In three months an army of 350,000 men was raised, equipped and brought together, and General Ségur says: "At any hour of the day or night the Emperor, whatever he was doing, could have told the numbers, the composition, the strength of every one of the thousands of detachments of every branch of the service which he set in movement from every part of the Empire, the way they were uniformed or equipped, the number of marches each one had to make, the day, the place, even the hour at which each was to arrive."
On the 18th he reached the banks of the Saale where the troops he had been mustering and organizing in France had now been joined by Eugene and the garrison of Magdeburg.
The Czar and his Prussian ally were known to be at Dresden, and it soon appeared that, while they meditated a march westwards on Leipsic, the French intended to move eastward with a view of securing the possession of that great city. He had a host nearly 200,000 strong concentrating for action while reserves of almost equal numbers were gradually forming behind him on the Rhine. Napoleon arrived at Erfurt on the 23d of April, whilst Marshal Ney was taking possession of Weissenfels, after a contest which caused him to say "he had never at any one time, seen so much enthusiasm and sang froid in the infantry." And yet the veterans of Austerlitz, Jena, Friedland and Wagram had nearly all disappeared from the ranks, and the honor of those eagles, so long victorious, had been committed to young conscripts, hardly conversant with their exercise, and by no means habituated to the fatigues of war.
The armies met on the first of May,—sooner than Napoleon had ventured to hope,—near the town of Lutzen, then celebrated as the scene of the battle in which King Gustavus Adolphus died. The evening before the battle Marshal Bessieres was forcing a defile near Poserna, and having, according to custom, advanced into the very midst of the skirmishers, a musket-ball struck him in the breast, and extended him lifeless on the ground. His death was concealed from the brave men he had so long commanded and by whom he was greatly beloved, until after the victory of the following day.
The allies crossed the Elster suddenly, under the cover of a thick morning fog, and attacked the left flank of the French, who had been advancing in column, and who thus commenced the action under heavy disadvantages. But the Emperor so skillfully altered the arrangement of his army, that, ere the day closed, the allies were more afraid of being enclosed to their ruin within his two wings, than hopeful of being able to cut through and destroy that part of his force which they had originally charged and weakened, and which had now become his centre.

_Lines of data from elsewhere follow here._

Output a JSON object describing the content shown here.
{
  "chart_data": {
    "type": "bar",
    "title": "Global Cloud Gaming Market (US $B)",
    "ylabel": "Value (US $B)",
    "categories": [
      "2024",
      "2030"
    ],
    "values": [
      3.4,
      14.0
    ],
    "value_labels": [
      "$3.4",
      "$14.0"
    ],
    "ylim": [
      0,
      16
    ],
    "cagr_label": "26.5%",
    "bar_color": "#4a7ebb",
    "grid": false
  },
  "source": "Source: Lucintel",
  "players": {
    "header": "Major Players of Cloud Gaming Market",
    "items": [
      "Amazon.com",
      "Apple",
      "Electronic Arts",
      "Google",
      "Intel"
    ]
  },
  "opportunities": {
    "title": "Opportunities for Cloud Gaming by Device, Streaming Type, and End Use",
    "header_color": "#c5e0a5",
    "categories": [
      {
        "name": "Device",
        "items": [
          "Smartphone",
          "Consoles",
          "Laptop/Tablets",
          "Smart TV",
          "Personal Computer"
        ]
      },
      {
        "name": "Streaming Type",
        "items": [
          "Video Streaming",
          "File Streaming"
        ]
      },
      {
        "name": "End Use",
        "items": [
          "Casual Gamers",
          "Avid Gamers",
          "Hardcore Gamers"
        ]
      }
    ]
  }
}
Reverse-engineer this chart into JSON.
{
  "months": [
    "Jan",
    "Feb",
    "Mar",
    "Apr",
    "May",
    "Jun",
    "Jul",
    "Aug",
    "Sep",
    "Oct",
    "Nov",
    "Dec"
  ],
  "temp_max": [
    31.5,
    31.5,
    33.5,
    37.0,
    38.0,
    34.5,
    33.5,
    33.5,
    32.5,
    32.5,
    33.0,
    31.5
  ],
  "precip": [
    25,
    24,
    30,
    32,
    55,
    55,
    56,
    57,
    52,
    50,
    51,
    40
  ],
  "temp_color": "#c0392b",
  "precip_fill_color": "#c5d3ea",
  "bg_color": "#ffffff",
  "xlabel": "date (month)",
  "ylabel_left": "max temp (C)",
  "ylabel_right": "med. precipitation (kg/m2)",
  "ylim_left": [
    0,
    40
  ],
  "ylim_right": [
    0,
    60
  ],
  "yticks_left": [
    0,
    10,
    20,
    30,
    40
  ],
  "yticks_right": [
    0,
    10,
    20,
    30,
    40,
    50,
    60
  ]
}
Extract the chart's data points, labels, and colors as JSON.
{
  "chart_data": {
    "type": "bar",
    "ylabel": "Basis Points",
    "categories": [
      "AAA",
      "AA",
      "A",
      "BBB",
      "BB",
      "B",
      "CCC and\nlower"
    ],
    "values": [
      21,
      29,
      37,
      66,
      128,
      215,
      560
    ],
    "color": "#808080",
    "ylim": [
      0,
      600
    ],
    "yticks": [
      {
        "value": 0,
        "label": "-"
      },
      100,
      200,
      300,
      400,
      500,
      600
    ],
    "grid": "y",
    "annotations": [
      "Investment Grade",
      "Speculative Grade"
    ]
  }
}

Night interrupted the conflict and the next morning the enemy retreated, leaving Napoleon in possession of the field. His victory was less complete than was desirable although he lost but ten or twelve thousand men while the allies lost above twenty thousand.
A great moral effect was, however, produced by the battle. Napoleon, who had been regarded as already conquered, was again victorious. The Emperor immediately sent dispatches to every court in alliance with France, to announce the event. "In my young soldiers," he said, "I have found all the valor of my old companions-in-arms. During the twenty years that I have commanded the French troops I have never witnessed more bravery and devotion. If all the Allied Sovereigns, and the ministers who direct their cabinets, had been present on the field of battle, they would have renounced the vain hope of causing the Star of France to decline."
Beaten at Lutzen, Alexander and the King of Prussia fell back on Leipsic, thence on Dresden, and finally across the Elbe to Bautzen. A want of cavalry prevented their pursuit.
Napoleon entered Dresden on the 11th of May, and on the 12th was joined by the King of Saxony who still adhered to him. The Saxon troops once more decided to act in concert with the French. As Napoleon approached Dresden, he was waited upon by the magistrates who had been treacherous to him and to their king, and had welcomed the allies.